La prévalence de l’arthrose du genou augmente avec l’âge, le genou étant une articulation portante majeure1. L’AOC se manifeste généralement par une raideur et une douleur chronique au niveau de l’articulation du genou, ce qui limite la mobilité, réduit la qualité de vie et augmente le risque de maladie cardiovasculaire2. Le diabète sucré, qui est également lié à l’âge, contribue au risque de développement de KOA, car des niveaux élevés de glucose et de lipides favorisent la formation de produits finaux de glycation avancée (AGE), entraînant une inflammation articulaire chronique et une dégénérescence du cartilage3. Malgré la disponibilité des services de santé, deux Malaisiens sur cinq atteints de diabète sucré ne sont pas au courant de leur diagnostic, tandis que 56 % des personnes diagnostiquées n’ont pas réussi à maintenir un bon contrôle de la glycémie4. L’hyperglycémie aiguë peut entraîner un état hyperosmolaire hyperglycémique, qui met la vie en danger, tandis que l’hyperglycémie chronique entraîne une neuropathie périphérique, une néphropathie, une rétinopathie et une maladie cardiovasculaire5.
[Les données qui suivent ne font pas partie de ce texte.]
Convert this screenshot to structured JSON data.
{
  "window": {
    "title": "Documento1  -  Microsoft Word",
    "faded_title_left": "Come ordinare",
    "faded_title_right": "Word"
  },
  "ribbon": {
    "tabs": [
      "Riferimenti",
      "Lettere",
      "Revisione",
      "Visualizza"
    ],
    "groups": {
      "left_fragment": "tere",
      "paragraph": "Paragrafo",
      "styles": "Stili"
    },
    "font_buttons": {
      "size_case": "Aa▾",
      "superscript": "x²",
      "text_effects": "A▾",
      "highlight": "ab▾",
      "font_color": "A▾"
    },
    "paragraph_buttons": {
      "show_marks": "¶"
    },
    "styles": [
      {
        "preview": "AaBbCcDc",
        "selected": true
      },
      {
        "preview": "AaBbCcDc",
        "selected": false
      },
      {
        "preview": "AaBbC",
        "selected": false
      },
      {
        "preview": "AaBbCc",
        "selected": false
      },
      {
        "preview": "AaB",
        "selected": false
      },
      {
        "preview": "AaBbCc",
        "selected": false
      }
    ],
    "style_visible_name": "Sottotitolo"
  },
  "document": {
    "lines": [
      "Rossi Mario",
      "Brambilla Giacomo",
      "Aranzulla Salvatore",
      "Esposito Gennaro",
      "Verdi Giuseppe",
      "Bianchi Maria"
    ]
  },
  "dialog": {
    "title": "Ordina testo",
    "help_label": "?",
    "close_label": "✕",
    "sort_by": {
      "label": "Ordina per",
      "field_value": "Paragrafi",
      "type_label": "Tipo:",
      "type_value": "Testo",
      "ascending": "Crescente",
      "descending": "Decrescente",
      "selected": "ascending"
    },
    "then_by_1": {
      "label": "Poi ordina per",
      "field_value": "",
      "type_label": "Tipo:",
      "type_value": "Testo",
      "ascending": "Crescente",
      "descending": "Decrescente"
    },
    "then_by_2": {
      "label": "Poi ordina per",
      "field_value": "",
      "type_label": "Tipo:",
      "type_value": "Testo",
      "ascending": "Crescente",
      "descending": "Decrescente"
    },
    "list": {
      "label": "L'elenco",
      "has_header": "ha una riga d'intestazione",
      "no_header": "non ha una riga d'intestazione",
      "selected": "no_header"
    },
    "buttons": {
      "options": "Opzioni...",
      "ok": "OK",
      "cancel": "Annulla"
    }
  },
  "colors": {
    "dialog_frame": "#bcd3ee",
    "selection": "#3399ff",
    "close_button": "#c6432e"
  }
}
La neuropathie périphérique, qui est une complication microvasculaire résultant d’un mauvais contrôle de la glycémie et entraîne une altération des mécanismes de la douleur, peut exagérer la douleur au genou dans le KOA6. La présence de diabète chez les personnes atteintes de KOA est associée à une réduction de l’amplitude de mouvement de l’articulation du genou, à une réduction de la fonction du genou, à une augmentation des modifications radiographiques et à une moins bonne qualité de vie7. La réduction des performances physiques résultant des effets du diabète sur le KOA se caractérise par une diminution de la force musculaire et de la coordination8. L’imagerie par résonance magnétique met en évidence des changements dégénératifs associés à des lésions cartilagineuses et méniscales, telles que la réduction de l’espace articulaire et le désalignement, semble être plus grave chez les personnes atteintes de diabète9.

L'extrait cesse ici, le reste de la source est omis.